RENO - For farmers and ranchers caught in the grip of the long and ruinous drought across the West, the heavy snow falling in the Sierra Nevada and other parts of the region is nothing short of white gold.
"The roads are a little icy, so you have to drive a little slower, but being farmers, we welcome all this moisture," Sue Frey of Fallon said from her family's third-generation Rambling River Ranch in Nevada.
The Sierra Nevada's eastern front has received more than 12 feet of snow over the past two weeks - the most in nearly a century - and Southern California and the Southwest have been drenched with some of the heaviest rains on record.
The snow and the torrential rain have not broken the drought yet. It could take years of such weather to do that. But it's a start, and it has raised people's spirits, especially in Nevada, Arizona, New Mexico and Utah.
"We've kicked over that first domino and are chipping away at long-term drought," said Mark Svoboda, a climatologist for the National Drought Mitigation Center at the University of Nebraska at Lincoln.
Drought has gripped the West for five to seven years in most places, and up to a decade in others. Scientists at the U.S. Geological Survey say it could be the worst drought in 500 years. Reservoirs have drained, rivers have dropped, and the mountain snowpack - the source of three-fourths of the West's water - has been meager.
The dry weather has taken its toll through water shortages and catastrophic wildfires. Crop failures have put farmers out of business and sent small farm towns into a slow, sad decline.
Against that background, the deluge is bringing smiles, but the joy is tempered. Climatologists warn the record rain and snow have missed the Northwest, and the gains could be erased by another hot, dry spring.
Moreover, a deluge of rain - downtown Los Angeles had its wettest 15 consecutive days on record, with 17 inches falling in the period ending Monday - is not the best for drought-busting.
Heavy rain quickly saturates the topsoil and the rest runs off rather than soaking into the ground. Gradual rain over long periods, or slowly melting snow, allows water to seep down, doing a better job of replenishing groundwater.
Most of the Western United States remains in some sort of drought, from Canada to Mexico, from the Sierra Nevada range to east of the Rocky Mountains. The most severe conditions are in Montana, Idaho and Wyoming.
"No optimism here yet," said Ted Day, a water engineer for the U.S. Bureau of Reclamation's Pacific Northwest Region in Boise, Idaho. "What is going on down there in California and Nevada is just missing us."

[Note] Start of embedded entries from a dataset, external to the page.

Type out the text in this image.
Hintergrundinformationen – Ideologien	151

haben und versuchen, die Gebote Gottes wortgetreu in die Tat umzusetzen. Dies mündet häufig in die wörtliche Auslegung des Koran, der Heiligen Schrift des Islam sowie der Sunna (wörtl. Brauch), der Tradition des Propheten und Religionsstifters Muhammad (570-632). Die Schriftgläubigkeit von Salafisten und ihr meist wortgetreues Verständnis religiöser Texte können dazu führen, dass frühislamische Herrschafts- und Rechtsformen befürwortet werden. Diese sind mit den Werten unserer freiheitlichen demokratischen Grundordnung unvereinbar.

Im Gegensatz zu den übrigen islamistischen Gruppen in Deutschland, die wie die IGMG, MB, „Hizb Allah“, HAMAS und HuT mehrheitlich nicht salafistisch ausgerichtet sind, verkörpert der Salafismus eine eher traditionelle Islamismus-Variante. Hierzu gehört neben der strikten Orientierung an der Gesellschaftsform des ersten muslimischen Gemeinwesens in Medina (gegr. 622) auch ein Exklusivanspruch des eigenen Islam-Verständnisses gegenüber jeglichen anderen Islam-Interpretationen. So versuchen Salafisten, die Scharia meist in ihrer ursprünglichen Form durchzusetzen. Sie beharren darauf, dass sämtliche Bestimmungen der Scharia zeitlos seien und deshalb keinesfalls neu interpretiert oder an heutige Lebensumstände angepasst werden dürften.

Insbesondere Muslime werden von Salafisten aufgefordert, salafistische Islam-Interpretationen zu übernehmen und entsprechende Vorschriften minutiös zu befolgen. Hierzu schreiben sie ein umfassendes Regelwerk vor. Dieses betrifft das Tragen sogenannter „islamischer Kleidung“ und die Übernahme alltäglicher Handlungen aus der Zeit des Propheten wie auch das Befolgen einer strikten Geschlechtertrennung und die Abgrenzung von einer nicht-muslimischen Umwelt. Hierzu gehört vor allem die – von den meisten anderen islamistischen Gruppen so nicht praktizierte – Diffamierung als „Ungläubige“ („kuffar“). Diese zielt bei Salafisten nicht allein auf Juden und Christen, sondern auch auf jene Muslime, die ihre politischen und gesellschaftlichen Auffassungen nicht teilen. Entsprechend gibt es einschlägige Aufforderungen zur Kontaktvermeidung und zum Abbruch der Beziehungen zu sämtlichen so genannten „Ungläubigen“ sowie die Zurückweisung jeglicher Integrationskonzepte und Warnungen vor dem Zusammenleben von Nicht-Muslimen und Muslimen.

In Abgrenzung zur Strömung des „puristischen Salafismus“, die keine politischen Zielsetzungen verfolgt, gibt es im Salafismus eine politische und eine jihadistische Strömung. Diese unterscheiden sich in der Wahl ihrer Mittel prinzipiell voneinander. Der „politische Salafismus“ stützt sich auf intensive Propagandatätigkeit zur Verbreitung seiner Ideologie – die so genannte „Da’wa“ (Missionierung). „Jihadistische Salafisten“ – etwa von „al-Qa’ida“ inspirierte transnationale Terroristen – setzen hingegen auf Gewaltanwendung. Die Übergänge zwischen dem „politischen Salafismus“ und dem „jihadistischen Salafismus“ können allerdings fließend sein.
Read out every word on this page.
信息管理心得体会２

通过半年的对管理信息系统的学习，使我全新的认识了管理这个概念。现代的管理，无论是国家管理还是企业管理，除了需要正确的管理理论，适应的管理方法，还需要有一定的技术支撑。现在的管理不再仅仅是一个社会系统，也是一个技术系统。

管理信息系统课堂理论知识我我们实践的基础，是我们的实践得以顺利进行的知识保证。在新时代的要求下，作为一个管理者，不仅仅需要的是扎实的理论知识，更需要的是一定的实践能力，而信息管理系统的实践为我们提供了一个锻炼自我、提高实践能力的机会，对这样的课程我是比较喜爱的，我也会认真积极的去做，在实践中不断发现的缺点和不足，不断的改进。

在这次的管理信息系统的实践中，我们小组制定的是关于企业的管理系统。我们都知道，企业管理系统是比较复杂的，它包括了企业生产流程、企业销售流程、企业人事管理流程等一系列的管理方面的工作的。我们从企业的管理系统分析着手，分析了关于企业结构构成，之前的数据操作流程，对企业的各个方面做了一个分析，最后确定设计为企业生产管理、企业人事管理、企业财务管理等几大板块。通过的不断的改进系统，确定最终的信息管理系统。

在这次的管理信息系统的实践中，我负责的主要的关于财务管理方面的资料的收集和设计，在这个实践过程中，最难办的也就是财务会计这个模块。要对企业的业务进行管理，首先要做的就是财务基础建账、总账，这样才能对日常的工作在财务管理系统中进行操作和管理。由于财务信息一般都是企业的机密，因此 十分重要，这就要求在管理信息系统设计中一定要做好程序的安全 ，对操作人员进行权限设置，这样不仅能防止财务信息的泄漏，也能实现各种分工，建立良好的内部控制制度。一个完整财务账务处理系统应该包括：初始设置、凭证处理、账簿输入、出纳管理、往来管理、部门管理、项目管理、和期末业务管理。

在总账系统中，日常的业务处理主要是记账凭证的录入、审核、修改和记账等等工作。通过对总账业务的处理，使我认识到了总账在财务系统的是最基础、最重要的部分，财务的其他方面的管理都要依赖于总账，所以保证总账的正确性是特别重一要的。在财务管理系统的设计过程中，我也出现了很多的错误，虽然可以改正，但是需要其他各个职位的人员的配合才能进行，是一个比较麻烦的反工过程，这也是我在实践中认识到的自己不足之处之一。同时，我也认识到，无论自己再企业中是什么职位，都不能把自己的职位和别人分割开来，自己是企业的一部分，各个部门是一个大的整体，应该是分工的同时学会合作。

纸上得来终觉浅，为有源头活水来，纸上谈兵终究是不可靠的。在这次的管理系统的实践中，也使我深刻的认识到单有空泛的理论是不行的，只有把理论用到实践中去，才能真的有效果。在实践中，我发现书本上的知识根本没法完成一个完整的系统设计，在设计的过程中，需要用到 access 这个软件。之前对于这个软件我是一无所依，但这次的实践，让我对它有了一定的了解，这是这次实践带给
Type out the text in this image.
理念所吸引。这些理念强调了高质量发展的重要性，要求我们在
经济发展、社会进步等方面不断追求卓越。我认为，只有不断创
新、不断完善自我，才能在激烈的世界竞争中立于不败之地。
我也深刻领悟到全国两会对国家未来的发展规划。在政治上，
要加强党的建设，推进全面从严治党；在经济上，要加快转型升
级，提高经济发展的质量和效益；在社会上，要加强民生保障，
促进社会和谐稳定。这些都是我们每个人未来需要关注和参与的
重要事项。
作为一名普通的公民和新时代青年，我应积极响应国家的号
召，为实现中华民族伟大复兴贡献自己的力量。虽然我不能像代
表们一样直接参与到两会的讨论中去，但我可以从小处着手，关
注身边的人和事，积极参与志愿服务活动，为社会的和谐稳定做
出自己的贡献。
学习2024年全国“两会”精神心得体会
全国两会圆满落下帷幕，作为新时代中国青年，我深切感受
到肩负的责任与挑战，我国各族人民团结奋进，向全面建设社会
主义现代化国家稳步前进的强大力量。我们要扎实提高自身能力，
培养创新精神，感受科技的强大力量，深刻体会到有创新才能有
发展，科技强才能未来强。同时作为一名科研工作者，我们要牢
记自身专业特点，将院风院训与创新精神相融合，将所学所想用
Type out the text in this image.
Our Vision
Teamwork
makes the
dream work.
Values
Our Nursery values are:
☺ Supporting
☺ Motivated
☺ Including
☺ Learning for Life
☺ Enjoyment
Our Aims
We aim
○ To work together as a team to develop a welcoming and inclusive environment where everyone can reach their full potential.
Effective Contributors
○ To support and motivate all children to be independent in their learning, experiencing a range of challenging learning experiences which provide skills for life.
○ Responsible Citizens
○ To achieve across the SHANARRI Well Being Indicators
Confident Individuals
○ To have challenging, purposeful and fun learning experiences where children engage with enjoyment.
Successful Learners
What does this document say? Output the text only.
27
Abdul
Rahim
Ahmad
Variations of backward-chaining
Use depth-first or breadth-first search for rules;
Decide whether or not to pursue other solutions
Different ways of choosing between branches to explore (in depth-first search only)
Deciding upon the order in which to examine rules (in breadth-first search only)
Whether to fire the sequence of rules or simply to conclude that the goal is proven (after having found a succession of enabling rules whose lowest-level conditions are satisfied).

Runoff from the storms is expected to raise the level of Lake Mead, the main source of water for Las Vegas, by 2 feet. However, over the years the reservoir has fallen 90 feet below full. Boat ramps and marinas were designed for a lake at least 49 feet higher than the current level.
In Arizona where the entire eastern half of the state is in a severe drought, the heavy rains have some rivers running for the first time in seven years.
"It makes us feel pleasantly optimistic, but we have a long way to go," said Herb Guenther, director of the Arizona Department of Water Resources.
"We are in year seven of drought here. We have been behind the normal curve by anywhere from 20 percent to 70 percent," he said. "So if you are down 20 percent in year one, you need 120 percent in year two. If you're down 30 percent again, you need 150 percent the next year."
"We are several hundred percent behind so it is going to take us a while to catch up," he said. "If we got it all in one year, we would meet down in the Gulf of Mexico somewhere."
The Agriculture Department's new drought report issued Thursday showed significant improvement in Nevada, with only the extreme northwest corner of the state now in the second-to-worst category of "extreme drought."
A large part of western Nevada that previously was "extreme" has improved to "severe" drought and much of the rest of the state has improved to "moderate drought" or even the least serious status of "abnormally dry."
"In Nevada, we are seeing a real chipping away of the severe drought and extreme drought conditions," Svoboda said.
Reno, which averages only 7.48 inches of precipitation a year, recorded better than 1.5 inches the first 10 days of the year thanks to 4 feet of snow that fell on the valley floor east of the Sierra, where more than 8 inches at a time is unusual.
Joel Grossman, who boards his horses at the Sheridan Creek Ranch in Gardnerville south of Reno, said prolonged drought has had a serious impact on grass and hay production there in recent years.
"Irrigation water depends on our snow. The past few years we've had to stop irrigating in the middle of July. It probably won't be that way this year," Grossman said.